National Security Advisor Jake Sullivan said there was no contradiction between Biden’s climate goals and the demand for more imported oil.

“It’s not a switch. We don’t stop all fossil fuel use in our economy overnight, ” Sullivan told reporters as he headed to Europe with the president. “We still need these fossil fuels during the transition period to make sure our economy is functioning, that jobs are created, that working families have their homes heated at night, and so on.

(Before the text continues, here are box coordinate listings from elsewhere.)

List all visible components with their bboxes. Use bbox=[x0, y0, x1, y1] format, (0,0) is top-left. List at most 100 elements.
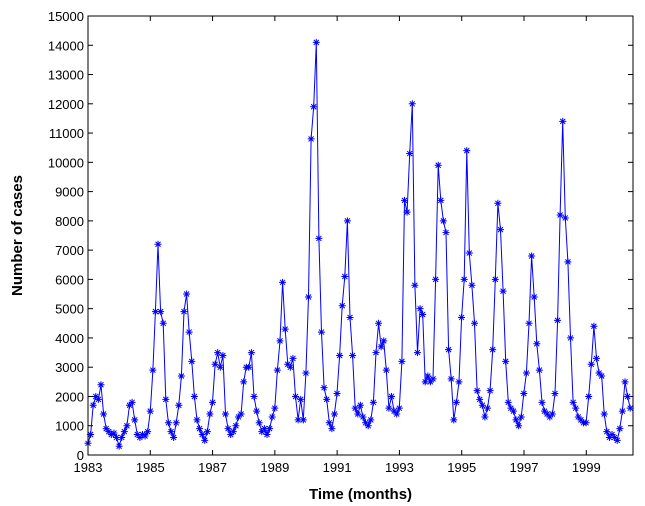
data-point-133 bbox=[429, 375, 437, 383]
y-tick-label-1000: 1000 bbox=[55, 419, 84, 434]
data-point-163 bbox=[507, 404, 515, 412]
data-point-199 bbox=[600, 410, 608, 418]
data-point-40 bbox=[188, 357, 196, 365]
x-tick-label-1995: 1995 bbox=[447, 460, 476, 475]
data-point-52 bbox=[219, 351, 227, 359]
data-point-104 bbox=[354, 410, 362, 418]
data-point-89 bbox=[315, 234, 323, 242]
data-point-205 bbox=[616, 425, 624, 433]
data-point-147 bbox=[465, 249, 473, 257]
data-point-197 bbox=[595, 369, 603, 377]
data-point-10 bbox=[110, 429, 118, 437]
data-point-27 bbox=[154, 240, 162, 248]
data-point-16 bbox=[126, 401, 134, 409]
data-point-93 bbox=[325, 419, 333, 427]
data-point-26 bbox=[151, 308, 159, 316]
data-point-13 bbox=[118, 433, 126, 441]
data-point-81 bbox=[294, 416, 302, 424]
data-point-44 bbox=[198, 431, 206, 439]
data-point-159 bbox=[496, 226, 504, 234]
data-point-88 bbox=[312, 38, 320, 46]
data-point-12 bbox=[115, 442, 123, 450]
data-point-59 bbox=[237, 410, 245, 418]
data-point-164 bbox=[509, 407, 517, 415]
data-point-37 bbox=[180, 308, 188, 316]
data-point-62 bbox=[245, 363, 253, 371]
data-point-101 bbox=[346, 313, 354, 321]
data-point-154 bbox=[484, 404, 492, 412]
data-point-108 bbox=[364, 422, 372, 430]
data-point-161 bbox=[502, 357, 510, 365]
data-point-179 bbox=[548, 410, 556, 418]
data-point-168 bbox=[520, 390, 528, 398]
data-point-112 bbox=[375, 319, 383, 327]
x-tick-label-1985: 1985 bbox=[136, 460, 165, 475]
data-point-135 bbox=[434, 161, 442, 169]
axis-ticks bbox=[87, 15, 633, 456]
data-point-33 bbox=[170, 433, 178, 441]
data-point-96 bbox=[333, 390, 341, 398]
y-tick-label-14000: 14000 bbox=[48, 38, 84, 53]
y-tick-label-11000: 11000 bbox=[49, 126, 84, 141]
data-point-34 bbox=[172, 419, 180, 427]
data-point-185 bbox=[564, 258, 572, 266]
data-point-120 bbox=[395, 404, 403, 412]
data-point-194 bbox=[587, 360, 595, 368]
data-point-14 bbox=[120, 428, 128, 436]
data-point-149 bbox=[471, 319, 479, 327]
data-point-157 bbox=[491, 275, 499, 283]
data-point-74 bbox=[276, 337, 284, 345]
data-point-36 bbox=[177, 372, 185, 380]
data-point-98 bbox=[338, 302, 346, 310]
data-point-209 bbox=[626, 404, 634, 412]
data-point-56 bbox=[229, 428, 237, 436]
data-point-114 bbox=[380, 337, 388, 345]
x-tick-label-1983: 1983 bbox=[74, 460, 103, 475]
data-point-201 bbox=[605, 433, 613, 441]
data-point-84 bbox=[302, 369, 310, 377]
data-point-76 bbox=[281, 325, 289, 333]
data-point-90 bbox=[317, 328, 325, 336]
data-point-32 bbox=[167, 428, 175, 436]
data-point-196 bbox=[592, 354, 600, 362]
data-point-124 bbox=[406, 150, 414, 158]
data-point-144 bbox=[458, 313, 466, 321]
data-point-121 bbox=[398, 357, 406, 365]
data-point-172 bbox=[530, 293, 538, 301]
data-point-29 bbox=[159, 319, 167, 327]
data-point-208 bbox=[624, 392, 632, 400]
data-point-175 bbox=[538, 398, 546, 406]
data-point-82 bbox=[297, 395, 305, 403]
data-point-126 bbox=[411, 281, 419, 289]
data-point-193 bbox=[585, 392, 593, 400]
y-tick-label-2000: 2000 bbox=[55, 389, 84, 404]
data-point-152 bbox=[478, 401, 486, 409]
data-point-87 bbox=[310, 103, 318, 111]
data-point-127 bbox=[413, 349, 421, 357]
x-tick-label-1997: 1997 bbox=[510, 460, 539, 475]
data-point-47 bbox=[206, 410, 214, 418]
data-point-45 bbox=[201, 436, 209, 444]
data-point-35 bbox=[175, 401, 183, 409]
data-point-206 bbox=[618, 407, 626, 415]
data-point-117 bbox=[388, 392, 396, 400]
data-point-5 bbox=[97, 381, 105, 389]
data-point-183 bbox=[559, 117, 567, 125]
data-point-195 bbox=[590, 322, 598, 330]
data-point-11 bbox=[113, 433, 121, 441]
data-point-184 bbox=[561, 214, 569, 222]
data-point-73 bbox=[273, 366, 281, 374]
data-point-1 bbox=[87, 431, 95, 439]
data-point-145 bbox=[460, 275, 468, 283]
data-point-131 bbox=[424, 372, 432, 380]
data-point-95 bbox=[330, 410, 338, 418]
data-point-49 bbox=[211, 360, 219, 368]
data-point-86 bbox=[307, 135, 315, 143]
y-tick-label-5000: 5000 bbox=[55, 302, 84, 317]
data-point-63 bbox=[247, 349, 255, 357]
data-point-188 bbox=[572, 404, 580, 412]
data-point-186 bbox=[567, 334, 575, 342]
data-point-192 bbox=[582, 419, 590, 427]
data-point-165 bbox=[512, 416, 520, 424]
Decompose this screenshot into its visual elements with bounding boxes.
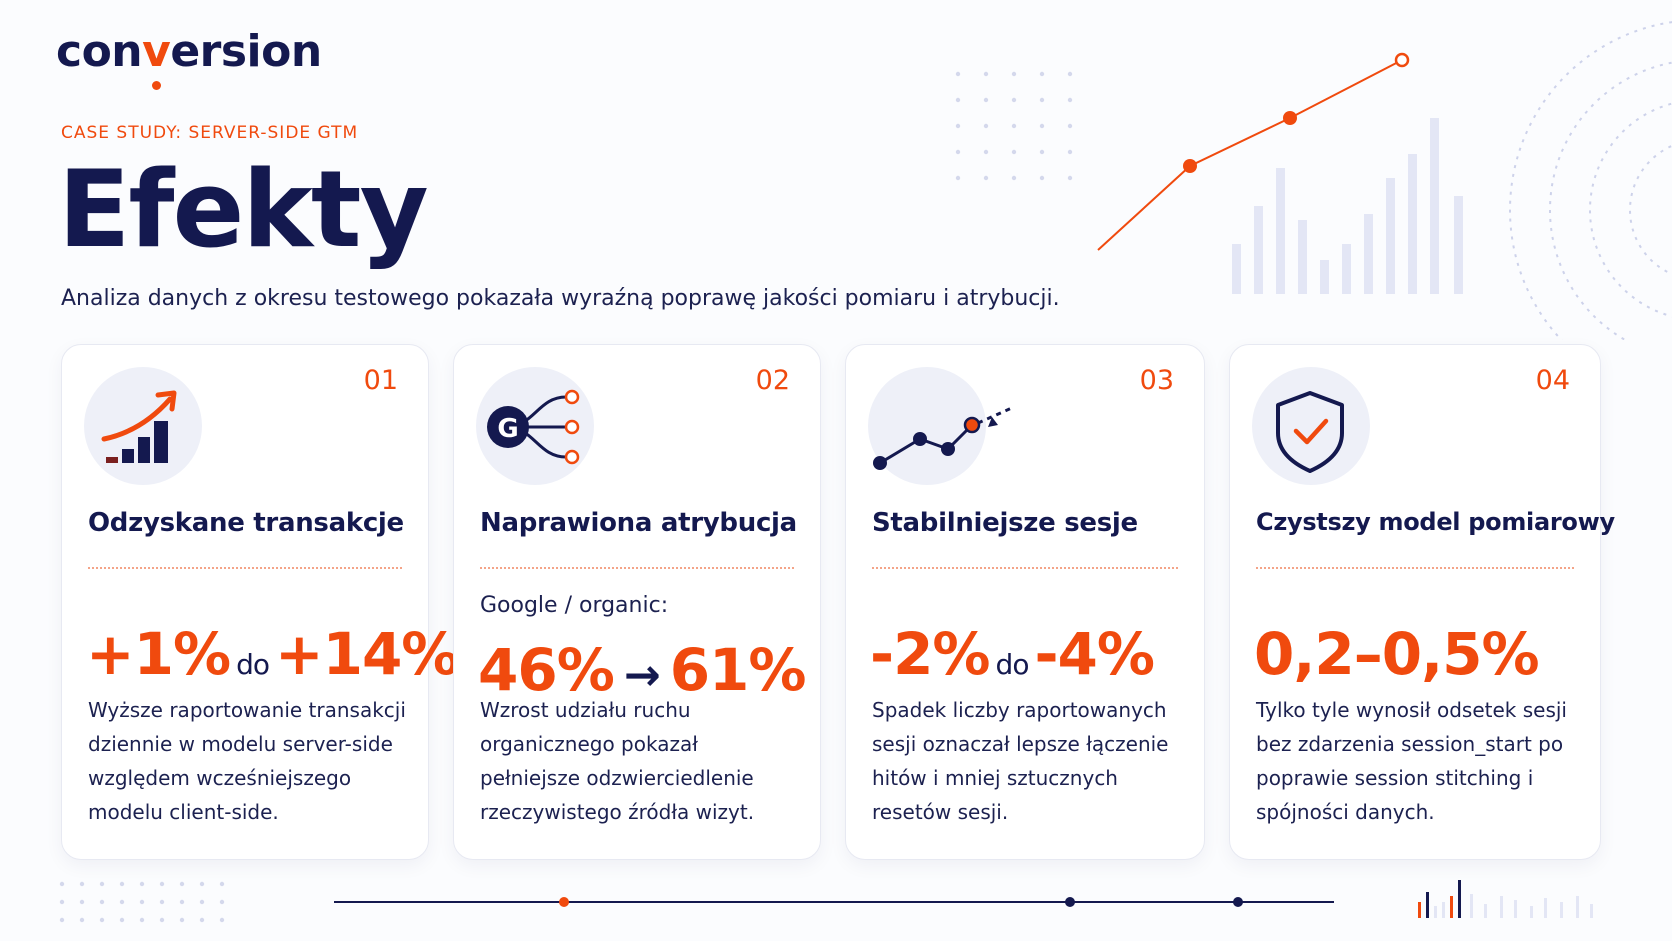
card-description: Tylko tyle wynosił odsetek sesji bez zda… (1256, 698, 1567, 824)
conversion-logo: conv ersion (56, 24, 322, 90)
result-card-sessions: 03 Stabilniejsze sesje -2% do -4% Spadek l… (845, 344, 1205, 860)
metric-from: +1% (86, 620, 231, 688)
logo-part: ersion (170, 26, 322, 77)
card-description: Wzrost udziału ruchu organicznego pokaza… (480, 698, 755, 824)
metric-join: do (236, 648, 270, 681)
decorative-growth-graphic (955, 21, 1672, 340)
result-card-attribution: 02 G Naprawiona atrybucja Google / organ… (453, 344, 821, 860)
svg-text:G: G (497, 414, 518, 444)
card-description: Wyższe raportowanie transakcji dziennie … (88, 698, 406, 824)
card-number: 02 (755, 365, 790, 396)
card-description: Spadek liczby raportowanych sesji oznacz… (872, 698, 1169, 824)
google-attribution-icon: G (487, 389, 580, 465)
icon-background (1252, 367, 1370, 485)
card-metric: +1% do +14% (86, 619, 459, 700)
metric-from: -2% (870, 620, 991, 688)
metric-to: 61% (669, 636, 807, 704)
page-subtitle: Analiza danych z okresu testowego pokaza… (61, 286, 1060, 311)
result-card-measurement-model: 04 Czystszy model pomiarowy 0,2–0,5% Tyl… (1229, 344, 1615, 860)
card-divider (88, 567, 402, 569)
session-path-icon (873, 405, 1015, 470)
card-metric: 0,2–0,5% (1254, 620, 1540, 688)
card-title: Odzyskane transakcje (88, 508, 404, 538)
logo-part: con (56, 26, 143, 77)
metric-to: +14% (274, 620, 459, 688)
card-title: Czystszy model pomiarowy (1256, 508, 1615, 536)
card-number: 01 (363, 365, 398, 396)
card-metric: -2% do -4% (870, 619, 1155, 700)
card-number: 03 (1139, 365, 1174, 396)
card-title: Naprawiona atrybucja (480, 508, 797, 538)
icon-background (84, 367, 202, 485)
metric-join: do (995, 648, 1030, 681)
bar-growth-icon (101, 390, 177, 463)
logo-accent: v (142, 24, 171, 90)
card-metric: 46% → 61% (478, 635, 807, 711)
metric-caption: Google / organic: (480, 593, 669, 618)
arrow-right-icon: → (623, 650, 661, 701)
card-divider (1256, 567, 1574, 569)
card-divider (872, 567, 1178, 569)
shield-check-icon (1276, 391, 1344, 473)
card-divider (480, 567, 794, 569)
card-title: Stabilniejsze sesje (872, 508, 1138, 538)
result-card-transactions: 01 Odzyskane transakcje +1% do +14% Wyższe… (61, 344, 459, 860)
card-number: 04 (1535, 365, 1570, 396)
decorative-footer-graphic (59, 880, 1593, 923)
page-title: Efekty (58, 148, 429, 271)
metric-from: 46% (478, 636, 615, 704)
eyebrow-label: CASE STUDY: SERVER-SIDE GTM (61, 123, 359, 143)
metric-to: -4% (1034, 620, 1155, 688)
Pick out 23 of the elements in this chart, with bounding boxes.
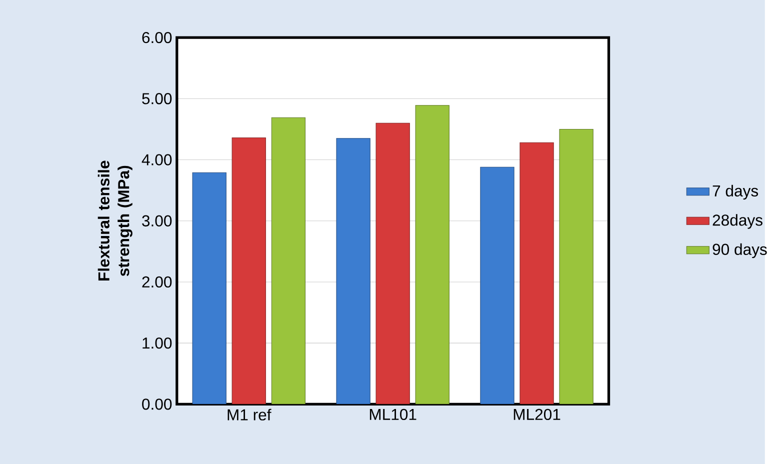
- y-tick-label: 6.00: [142, 32, 172, 43]
- y-tick-label: 5.00: [142, 92, 172, 104]
- x-tick-label: M1 ref: [228, 408, 272, 420]
- bar: [336, 138, 370, 404]
- y-tick-label: 4.00: [142, 154, 172, 166]
- y-tick-label: 3.00: [142, 215, 172, 226]
- x-tick-label: ML101: [370, 408, 416, 420]
- bar: [520, 142, 554, 404]
- bar: [559, 128, 594, 404]
- y-tick-label: 0.00: [142, 398, 172, 410]
- y-tick-label: 1.00: [142, 337, 172, 348]
- bar: [192, 172, 226, 404]
- legend-label: 90 days: [712, 243, 767, 258]
- y-axis-title: Flextural tensile strength (MPa): [98, 160, 132, 280]
- x-tick-label: ML201: [514, 408, 560, 420]
- bar: [376, 122, 410, 404]
- legend-label: 28days: [712, 214, 762, 229]
- bar: [232, 137, 266, 404]
- bar: [271, 117, 306, 404]
- y-tick-label: 2.00: [142, 276, 172, 288]
- legend-label: 7 days: [712, 184, 758, 200]
- bar: [480, 166, 514, 404]
- bar: [415, 104, 450, 404]
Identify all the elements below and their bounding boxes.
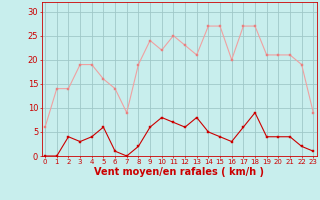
X-axis label: Vent moyen/en rafales ( km/h ): Vent moyen/en rafales ( km/h ) xyxy=(94,167,264,177)
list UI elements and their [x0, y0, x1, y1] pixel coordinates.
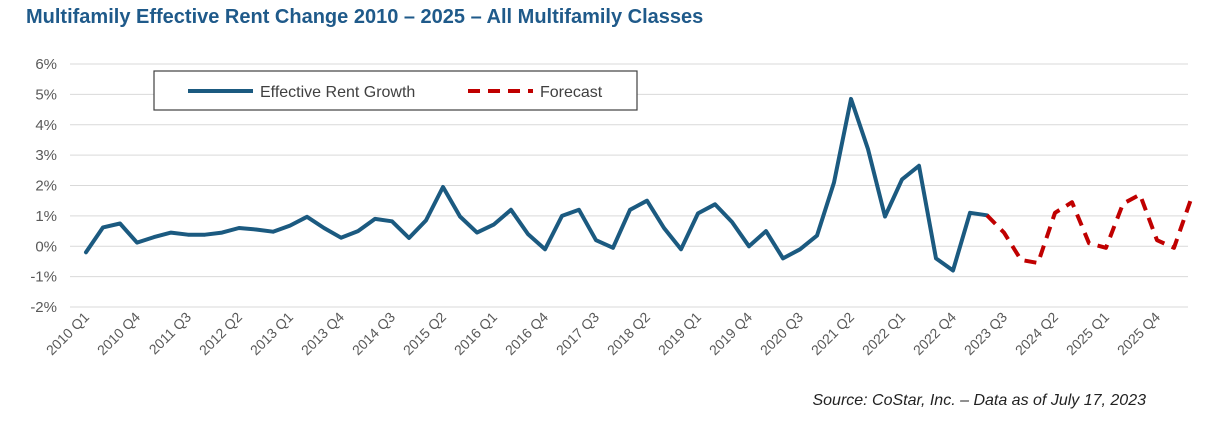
y-tick-label: 2%	[35, 178, 57, 195]
y-tick-label: -1%	[30, 269, 57, 286]
x-tick-label: 2010 Q1	[43, 309, 92, 358]
x-tick-label: 2019 Q4	[706, 309, 755, 358]
x-tick-label: 2023 Q3	[961, 309, 1010, 358]
x-tick-label: 2011 Q3	[146, 309, 195, 358]
y-tick-label: 5%	[35, 86, 57, 103]
x-tick-label: 2010 Q4	[94, 309, 143, 358]
y-tick-label: 0%	[35, 238, 57, 255]
y-tick-label: 3%	[35, 147, 57, 164]
series-line-forecast	[985, 192, 1193, 265]
x-tick-label: 2016 Q1	[451, 309, 500, 358]
x-tick-label: 2015 Q2	[400, 309, 449, 358]
x-tick-label: 2018 Q2	[604, 309, 653, 358]
x-axis-ticks: 2010 Q1 2010 Q4 2011 Q3 2012 Q2 2013 Q1 2013 …	[43, 309, 1163, 358]
x-tick-label: 2022 Q1	[859, 309, 908, 358]
x-tick-label: 2025 Q4	[1114, 309, 1163, 358]
x-tick-label: 2017 Q3	[553, 309, 602, 358]
series-lines	[84, 96, 1193, 273]
legend-label-effective-rent-growth: Effective Rent Growth	[260, 84, 415, 101]
x-tick-label: 2022 Q4	[910, 309, 959, 358]
legend: Effective Rent Growth Forecast	[153, 70, 638, 111]
x-tick-label: 2016 Q4	[502, 309, 551, 358]
x-tick-label: 2013 Q1	[247, 309, 296, 358]
y-tick-label: 6%	[35, 56, 57, 73]
legend-label-forecast: Forecast	[540, 84, 603, 101]
x-tick-label: 2019 Q1	[655, 309, 704, 358]
y-tick-label: 4%	[35, 117, 57, 134]
y-tick-label: -2%	[30, 299, 57, 316]
x-tick-label: 2025 Q1	[1063, 309, 1112, 358]
series-line-effective-rent-growth	[84, 96, 989, 273]
x-tick-label: 2012 Q2	[196, 309, 245, 358]
source-note: Source: CoStar, Inc. – Data as of July 1…	[812, 392, 1146, 409]
y-axis-ticks: 6% 5% 4% 3% 2% 1% 0% -1% -2%	[30, 56, 57, 316]
x-tick-label: 2024 Q2	[1012, 309, 1061, 358]
x-tick-label: 2020 Q3	[757, 309, 806, 358]
y-tick-label: 1%	[35, 208, 57, 225]
x-tick-label: 2021 Q2	[808, 309, 857, 358]
x-tick-label: 2014 Q3	[349, 309, 398, 358]
x-tick-label: 2013 Q4	[298, 309, 347, 358]
chart-title: Multifamily Effective Rent Change 2010 –…	[26, 6, 704, 28]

Officials “must immediately pay attention to the energy supply today and work towards a net zero future,” he said.

Granholm, appearing on NBC’s “Meet the Press,” said Biden was considering releasing oil from the Strategic Oil Reserve to lower prices, but did not make a final decision.

“Let me just say … these rising fossil fuel prices are the reason why we need to double our efforts to diversify our fuel supply to move to clean fuel,” she said.